The Achilles tendon is the largest tendon in the body which connects the calf muscles to the heel.Tendinitis is an overuse injury causing inflammation of the tendon. Inflammation is the natural response of the body to injuries which produces swelling and pain.The problem results from repetitive stress to the tendon.
- Tightness of calf muscles: having tight calf muscles and suddenly starting an aggressive exercises may put extra pressure on the Achilles tendon
- Sudden increase in the amount of exercises: for example, increasing the distance you run every day by a few miles without giving your body time to adjust to increased strain on the muscles.
- Bone spur: extra bone growth (calcification) at the Achilles tendon attaching to the heel bone can rub against the tendon and cause pain and sometimes tearing of the fibers
- A pre-existing condition of the foot or ankle, ie. a flat or rigid foot puts more stress along one side of the tendon
- Pain and stiffness around the Achilles tendon, worse in the morning
- Pain and stiffness around the heel, worse with activity
- Swelling and thickening of the tendon
- Bone spur on the tendon attachment or on the heel bone
- May have a popping sound which indicates tearing of the tendon
Like other inflammatory disorders, achilles tendinitis requires physiotherapy to reduce the inflammation and remove the scar tissue, while also helping the tendon to regain its normal length. As the tendon does not have sufficient blood supply, the healing process takes longer time.
Resting, icing, and ultrasound and mild stretching are the primary physiotherapy treatments.
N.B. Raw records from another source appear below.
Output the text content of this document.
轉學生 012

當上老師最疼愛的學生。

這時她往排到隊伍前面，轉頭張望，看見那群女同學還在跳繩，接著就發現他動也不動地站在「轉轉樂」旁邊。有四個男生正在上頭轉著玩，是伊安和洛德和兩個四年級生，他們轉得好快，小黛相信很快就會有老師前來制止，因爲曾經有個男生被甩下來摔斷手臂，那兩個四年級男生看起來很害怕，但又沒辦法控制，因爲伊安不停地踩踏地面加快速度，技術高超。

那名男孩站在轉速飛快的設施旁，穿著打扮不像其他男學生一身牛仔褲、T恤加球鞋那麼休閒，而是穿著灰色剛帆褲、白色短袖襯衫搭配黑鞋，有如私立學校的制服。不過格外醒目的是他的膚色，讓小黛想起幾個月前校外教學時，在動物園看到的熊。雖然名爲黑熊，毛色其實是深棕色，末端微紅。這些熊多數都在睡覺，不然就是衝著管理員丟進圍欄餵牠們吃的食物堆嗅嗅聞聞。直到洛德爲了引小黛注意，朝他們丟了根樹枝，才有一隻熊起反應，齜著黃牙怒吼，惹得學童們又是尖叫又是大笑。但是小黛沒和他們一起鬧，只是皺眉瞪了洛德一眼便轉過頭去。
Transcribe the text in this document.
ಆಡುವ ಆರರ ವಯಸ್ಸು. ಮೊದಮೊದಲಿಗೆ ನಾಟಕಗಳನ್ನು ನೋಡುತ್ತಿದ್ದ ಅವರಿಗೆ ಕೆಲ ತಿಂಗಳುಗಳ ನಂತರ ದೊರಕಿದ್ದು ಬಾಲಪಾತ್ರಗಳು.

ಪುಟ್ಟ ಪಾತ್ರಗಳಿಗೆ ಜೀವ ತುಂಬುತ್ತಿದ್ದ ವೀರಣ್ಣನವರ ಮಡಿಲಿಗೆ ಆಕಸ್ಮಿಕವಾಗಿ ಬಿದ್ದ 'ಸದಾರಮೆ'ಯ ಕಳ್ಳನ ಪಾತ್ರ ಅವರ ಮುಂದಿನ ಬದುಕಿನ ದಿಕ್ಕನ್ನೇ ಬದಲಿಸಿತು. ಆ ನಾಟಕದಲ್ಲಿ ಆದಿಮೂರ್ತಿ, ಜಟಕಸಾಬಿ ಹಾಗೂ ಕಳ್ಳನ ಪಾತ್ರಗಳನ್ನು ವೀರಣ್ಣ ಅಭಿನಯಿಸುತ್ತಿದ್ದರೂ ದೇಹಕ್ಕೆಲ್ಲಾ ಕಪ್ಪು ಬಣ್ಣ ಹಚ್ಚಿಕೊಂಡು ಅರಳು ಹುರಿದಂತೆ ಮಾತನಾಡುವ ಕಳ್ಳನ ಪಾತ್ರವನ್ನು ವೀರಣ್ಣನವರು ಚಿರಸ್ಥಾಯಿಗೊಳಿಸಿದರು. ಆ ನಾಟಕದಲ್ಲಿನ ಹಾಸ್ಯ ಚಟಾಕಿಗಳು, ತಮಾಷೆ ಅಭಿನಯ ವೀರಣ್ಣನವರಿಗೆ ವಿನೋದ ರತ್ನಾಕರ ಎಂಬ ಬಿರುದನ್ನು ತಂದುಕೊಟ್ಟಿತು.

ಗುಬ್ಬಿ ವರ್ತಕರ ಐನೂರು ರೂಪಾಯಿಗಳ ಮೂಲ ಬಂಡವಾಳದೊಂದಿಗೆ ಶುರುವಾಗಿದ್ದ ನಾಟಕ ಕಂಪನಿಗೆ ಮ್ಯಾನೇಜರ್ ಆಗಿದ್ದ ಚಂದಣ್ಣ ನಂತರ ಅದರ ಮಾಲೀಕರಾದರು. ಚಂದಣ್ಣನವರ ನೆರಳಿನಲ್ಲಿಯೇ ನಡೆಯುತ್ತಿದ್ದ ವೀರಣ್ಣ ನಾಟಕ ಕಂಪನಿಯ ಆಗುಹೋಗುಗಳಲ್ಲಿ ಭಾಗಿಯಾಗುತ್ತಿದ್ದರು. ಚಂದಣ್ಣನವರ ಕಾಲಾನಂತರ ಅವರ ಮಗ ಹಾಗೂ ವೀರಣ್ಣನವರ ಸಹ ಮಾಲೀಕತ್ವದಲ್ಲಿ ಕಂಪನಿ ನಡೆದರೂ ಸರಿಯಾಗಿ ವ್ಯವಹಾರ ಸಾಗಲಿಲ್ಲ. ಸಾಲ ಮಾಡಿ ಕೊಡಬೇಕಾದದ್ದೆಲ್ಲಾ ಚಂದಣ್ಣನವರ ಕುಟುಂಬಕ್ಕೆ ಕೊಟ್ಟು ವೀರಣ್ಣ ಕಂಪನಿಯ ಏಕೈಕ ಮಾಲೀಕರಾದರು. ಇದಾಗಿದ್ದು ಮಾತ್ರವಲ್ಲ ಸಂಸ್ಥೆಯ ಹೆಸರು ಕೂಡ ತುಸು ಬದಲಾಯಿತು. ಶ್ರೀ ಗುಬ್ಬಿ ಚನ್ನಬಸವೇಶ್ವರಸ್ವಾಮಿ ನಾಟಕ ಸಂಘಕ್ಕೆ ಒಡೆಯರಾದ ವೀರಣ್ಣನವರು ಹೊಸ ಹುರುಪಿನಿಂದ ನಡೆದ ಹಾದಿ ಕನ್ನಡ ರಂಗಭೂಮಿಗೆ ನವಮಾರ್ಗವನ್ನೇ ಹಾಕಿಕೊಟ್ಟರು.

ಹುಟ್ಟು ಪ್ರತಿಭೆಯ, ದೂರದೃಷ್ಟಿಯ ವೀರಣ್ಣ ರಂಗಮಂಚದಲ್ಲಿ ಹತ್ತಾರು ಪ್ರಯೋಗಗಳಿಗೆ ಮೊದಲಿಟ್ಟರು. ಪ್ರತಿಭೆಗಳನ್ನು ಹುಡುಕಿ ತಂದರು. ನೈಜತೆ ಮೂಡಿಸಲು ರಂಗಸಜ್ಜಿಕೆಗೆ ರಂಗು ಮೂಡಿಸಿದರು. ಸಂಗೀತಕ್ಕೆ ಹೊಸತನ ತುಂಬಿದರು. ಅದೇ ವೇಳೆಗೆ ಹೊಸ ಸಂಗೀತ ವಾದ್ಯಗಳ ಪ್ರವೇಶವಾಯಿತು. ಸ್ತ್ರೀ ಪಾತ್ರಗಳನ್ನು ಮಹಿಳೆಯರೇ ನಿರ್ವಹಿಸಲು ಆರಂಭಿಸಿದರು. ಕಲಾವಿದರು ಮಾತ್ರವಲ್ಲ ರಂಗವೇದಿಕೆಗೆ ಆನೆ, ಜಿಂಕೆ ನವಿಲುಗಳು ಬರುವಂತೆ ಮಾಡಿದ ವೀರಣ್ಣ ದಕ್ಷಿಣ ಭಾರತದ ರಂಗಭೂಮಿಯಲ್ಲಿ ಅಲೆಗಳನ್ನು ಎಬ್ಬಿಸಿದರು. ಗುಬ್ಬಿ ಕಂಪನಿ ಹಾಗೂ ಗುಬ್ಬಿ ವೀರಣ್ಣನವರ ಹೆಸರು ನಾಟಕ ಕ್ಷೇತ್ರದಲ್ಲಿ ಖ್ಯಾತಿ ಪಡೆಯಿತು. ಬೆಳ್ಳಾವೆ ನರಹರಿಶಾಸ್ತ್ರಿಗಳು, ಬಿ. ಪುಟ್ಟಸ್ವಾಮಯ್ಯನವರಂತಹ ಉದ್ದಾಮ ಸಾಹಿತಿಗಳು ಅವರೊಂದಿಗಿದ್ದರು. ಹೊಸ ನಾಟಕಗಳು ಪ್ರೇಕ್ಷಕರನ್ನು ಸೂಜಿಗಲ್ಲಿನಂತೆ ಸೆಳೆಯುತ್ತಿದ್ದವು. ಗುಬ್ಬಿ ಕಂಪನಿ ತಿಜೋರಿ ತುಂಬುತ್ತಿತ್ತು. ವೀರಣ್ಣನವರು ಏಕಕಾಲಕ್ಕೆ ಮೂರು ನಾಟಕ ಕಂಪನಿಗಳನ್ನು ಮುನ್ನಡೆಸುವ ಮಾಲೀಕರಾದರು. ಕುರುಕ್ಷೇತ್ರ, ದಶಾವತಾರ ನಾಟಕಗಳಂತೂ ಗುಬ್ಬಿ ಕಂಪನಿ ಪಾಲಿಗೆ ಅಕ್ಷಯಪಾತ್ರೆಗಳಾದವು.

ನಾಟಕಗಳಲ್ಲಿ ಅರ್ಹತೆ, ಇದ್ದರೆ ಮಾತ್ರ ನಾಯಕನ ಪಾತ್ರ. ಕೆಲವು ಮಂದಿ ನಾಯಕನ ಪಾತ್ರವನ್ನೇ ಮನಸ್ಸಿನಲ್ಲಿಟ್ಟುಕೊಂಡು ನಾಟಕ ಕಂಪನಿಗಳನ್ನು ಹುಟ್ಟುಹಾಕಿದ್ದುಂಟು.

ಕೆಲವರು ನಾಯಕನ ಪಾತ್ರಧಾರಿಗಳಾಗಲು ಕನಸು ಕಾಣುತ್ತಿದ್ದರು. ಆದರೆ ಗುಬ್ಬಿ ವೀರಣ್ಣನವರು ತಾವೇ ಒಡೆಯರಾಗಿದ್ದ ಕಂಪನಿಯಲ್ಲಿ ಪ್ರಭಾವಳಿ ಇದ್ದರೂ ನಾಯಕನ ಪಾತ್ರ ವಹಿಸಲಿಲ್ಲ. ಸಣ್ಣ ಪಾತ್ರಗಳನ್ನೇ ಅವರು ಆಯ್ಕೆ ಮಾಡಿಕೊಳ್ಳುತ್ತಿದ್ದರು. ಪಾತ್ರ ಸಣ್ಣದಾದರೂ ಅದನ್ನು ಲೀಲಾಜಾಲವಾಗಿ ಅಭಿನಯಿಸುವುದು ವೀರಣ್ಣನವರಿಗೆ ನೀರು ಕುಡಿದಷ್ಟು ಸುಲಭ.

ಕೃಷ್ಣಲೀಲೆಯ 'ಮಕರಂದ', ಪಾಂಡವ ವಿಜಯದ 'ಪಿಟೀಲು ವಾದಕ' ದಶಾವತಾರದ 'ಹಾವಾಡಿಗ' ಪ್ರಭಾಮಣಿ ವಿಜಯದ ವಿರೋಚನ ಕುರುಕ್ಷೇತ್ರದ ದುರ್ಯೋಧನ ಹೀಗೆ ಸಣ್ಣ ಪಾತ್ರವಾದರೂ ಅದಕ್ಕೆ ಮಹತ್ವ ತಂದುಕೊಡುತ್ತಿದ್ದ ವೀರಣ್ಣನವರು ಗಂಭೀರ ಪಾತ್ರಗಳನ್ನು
Athletes do not need to stop all activity or exercise, but should choose a milder activity level to not aggravate the condition while continuing to stretch and strengthen.
Your physiotherapist at Physio Savvy plans a strengthening/stretching exercises programs after applying the primary conservative treatments to reduce the inflammation. Stretching exercise includes stretching of the achilles tendon and calf muscles in various positions for both soleus and gastrocnemius muscles. The strengthening program includs eccentric and concentric exercises for calf muscle and Achilles tendon. We usually recommend medicated insoles (Foot levelers) for those who have flat feet to correct the biomechanics of the foot and release the extra stress on the foot and tendon.
If you do not take care of your tendinitis, it may become chronic and very hard to treat. If you feel pain or even restriction in the calf or ankle, seek treatment early to prevent the condition rather than treating it once it has started. A preventative approach is always best.